Friday, October 21, 2011

It is addictive

Before we were blessed (and cursed) with social media networks like Facebook, Twitter and Myspace, the internet was basically used for interchanging emails, visiting favorite websites and most importantly, reading the information it provides on a variety of topics.

As technology advancements hit both the developed and the developing world, social media became the order of the day, particularly among the youth, whose life at this stage is scientifically best adapted to the fast amassing of knowledge through excessive reading.

But instead of reading, young men and women engage in time wasting activities like tweeting and facebooking, uploading pictures for strangers, and engaging in new forms of twisted sexualities like "sexting” and phone sex. As a matter of fact, parents would be dumbstruck if they stealthily read the inbox messages of some of these young lads.

The reading culture was already facing pressure from the common desktops and, the now almost cheap laptops. However, it was further smothered by the introduction of the Blackberry and similar gadgets.

Now, you don’t have to own a computer, you can still participate on Facebook via your mobile phone from anywhere and at anytime.

Book libraries are getting less visitors by the day as the books get soiled, group discussions are shorter all because of people’s desire for juicy news from their friends. Unfortunately for them, exams are only a week away and before they know it, panic becomes the order of the day.

They suddenly start reading excessively without sleep and when they fail their exams, they blame it on their lecturers or failure to get enough time to read and any excuse that crosses their minds, forgetting that it was themselves that wasted valuable time.

Here is the dilemma; addiction of any sort is not encouraged in any society. But for the first time in the history of humanity, we are getting a widely accepted tool of addiction in the form of social media.

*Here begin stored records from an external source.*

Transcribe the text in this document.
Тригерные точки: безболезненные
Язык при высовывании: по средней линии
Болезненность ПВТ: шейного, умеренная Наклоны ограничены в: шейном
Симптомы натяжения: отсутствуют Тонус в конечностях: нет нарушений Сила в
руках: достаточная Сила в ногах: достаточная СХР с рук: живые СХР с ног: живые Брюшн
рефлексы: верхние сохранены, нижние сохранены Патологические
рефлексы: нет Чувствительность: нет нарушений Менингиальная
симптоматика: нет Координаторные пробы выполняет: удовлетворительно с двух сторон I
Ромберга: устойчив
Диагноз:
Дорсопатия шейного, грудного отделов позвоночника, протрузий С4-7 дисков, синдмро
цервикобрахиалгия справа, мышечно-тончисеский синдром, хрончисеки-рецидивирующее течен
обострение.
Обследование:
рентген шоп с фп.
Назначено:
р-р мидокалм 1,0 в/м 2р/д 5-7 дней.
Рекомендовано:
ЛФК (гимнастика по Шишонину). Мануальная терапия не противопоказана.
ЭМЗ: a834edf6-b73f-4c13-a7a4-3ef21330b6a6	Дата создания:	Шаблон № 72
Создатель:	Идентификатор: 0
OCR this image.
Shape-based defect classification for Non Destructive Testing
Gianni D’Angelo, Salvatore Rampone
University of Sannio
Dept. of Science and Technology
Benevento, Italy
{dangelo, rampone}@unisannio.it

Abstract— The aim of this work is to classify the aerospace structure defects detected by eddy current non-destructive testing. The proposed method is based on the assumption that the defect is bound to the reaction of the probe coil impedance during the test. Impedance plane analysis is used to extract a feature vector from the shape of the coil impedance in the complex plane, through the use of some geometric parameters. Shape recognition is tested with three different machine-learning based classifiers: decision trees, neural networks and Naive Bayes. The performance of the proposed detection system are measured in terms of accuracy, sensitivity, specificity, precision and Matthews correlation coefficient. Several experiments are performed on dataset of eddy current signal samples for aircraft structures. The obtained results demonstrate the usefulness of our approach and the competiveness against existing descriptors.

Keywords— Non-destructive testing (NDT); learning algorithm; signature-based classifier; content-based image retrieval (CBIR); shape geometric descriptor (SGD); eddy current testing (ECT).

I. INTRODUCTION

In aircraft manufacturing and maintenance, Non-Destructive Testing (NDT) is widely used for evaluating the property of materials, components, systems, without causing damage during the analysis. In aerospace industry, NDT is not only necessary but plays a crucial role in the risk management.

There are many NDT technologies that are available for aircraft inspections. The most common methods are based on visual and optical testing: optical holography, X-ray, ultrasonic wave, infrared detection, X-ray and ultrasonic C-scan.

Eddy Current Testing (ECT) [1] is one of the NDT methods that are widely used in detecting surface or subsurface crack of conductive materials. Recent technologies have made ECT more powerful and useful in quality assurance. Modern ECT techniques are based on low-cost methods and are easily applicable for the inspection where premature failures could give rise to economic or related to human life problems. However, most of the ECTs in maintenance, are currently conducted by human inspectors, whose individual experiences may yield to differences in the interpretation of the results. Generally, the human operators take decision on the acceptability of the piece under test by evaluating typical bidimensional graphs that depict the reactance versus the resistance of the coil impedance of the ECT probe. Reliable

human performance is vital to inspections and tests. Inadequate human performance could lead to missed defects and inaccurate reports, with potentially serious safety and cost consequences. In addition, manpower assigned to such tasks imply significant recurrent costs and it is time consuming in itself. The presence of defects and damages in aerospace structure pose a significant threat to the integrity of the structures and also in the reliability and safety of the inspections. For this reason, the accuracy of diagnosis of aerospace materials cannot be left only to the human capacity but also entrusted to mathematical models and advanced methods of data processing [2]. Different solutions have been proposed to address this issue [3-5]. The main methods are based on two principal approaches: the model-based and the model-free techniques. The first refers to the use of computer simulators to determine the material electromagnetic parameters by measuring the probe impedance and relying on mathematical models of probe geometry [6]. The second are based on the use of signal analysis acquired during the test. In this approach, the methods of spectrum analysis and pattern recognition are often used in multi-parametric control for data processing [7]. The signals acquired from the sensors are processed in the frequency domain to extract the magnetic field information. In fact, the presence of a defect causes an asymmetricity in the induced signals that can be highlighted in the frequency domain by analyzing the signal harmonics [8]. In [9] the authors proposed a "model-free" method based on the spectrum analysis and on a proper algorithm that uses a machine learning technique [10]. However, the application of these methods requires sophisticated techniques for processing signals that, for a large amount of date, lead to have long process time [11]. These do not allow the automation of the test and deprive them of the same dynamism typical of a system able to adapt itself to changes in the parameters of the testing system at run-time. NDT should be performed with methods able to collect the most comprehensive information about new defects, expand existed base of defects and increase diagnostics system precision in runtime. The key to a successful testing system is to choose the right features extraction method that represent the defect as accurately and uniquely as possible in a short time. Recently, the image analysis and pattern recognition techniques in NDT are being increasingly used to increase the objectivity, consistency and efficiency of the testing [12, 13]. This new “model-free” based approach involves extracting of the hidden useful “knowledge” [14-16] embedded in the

Its regulation is already being termed as a form of oppression. Although that is right, the culture of settling down to read a book is slowly fading out due to the necessary evil.

The reading culture must be reinvented; they say that "Reading is to the brain what exercise is to the body”. Instead of chatting or web-caming, it is advisable for our future leaders to go back to the basics and read everything that crosses their path.

I am saying this from my own experience. Every time I used to get onto the internet to study my favourite topics, or read the news, I easily yielded to the temptation to open a Facebook or Twitter page. Although I would get nice links to some of the stuff I enjoy reading, the urge to converse with my friends was always stronger.

From that I realized, if I don’t read an online book in peace without the interruption of buzzes from people online, then there is no way I would ever find that book good enough to follow up and successfully finish it.

This is the same case with many people I have interfaced with; some of them, in a bid to save their reading habits, have decided to close their social media lives and only come back when they need it.

The internet is a brilliant source of information and should never be underutilized by the simple addiction to social media.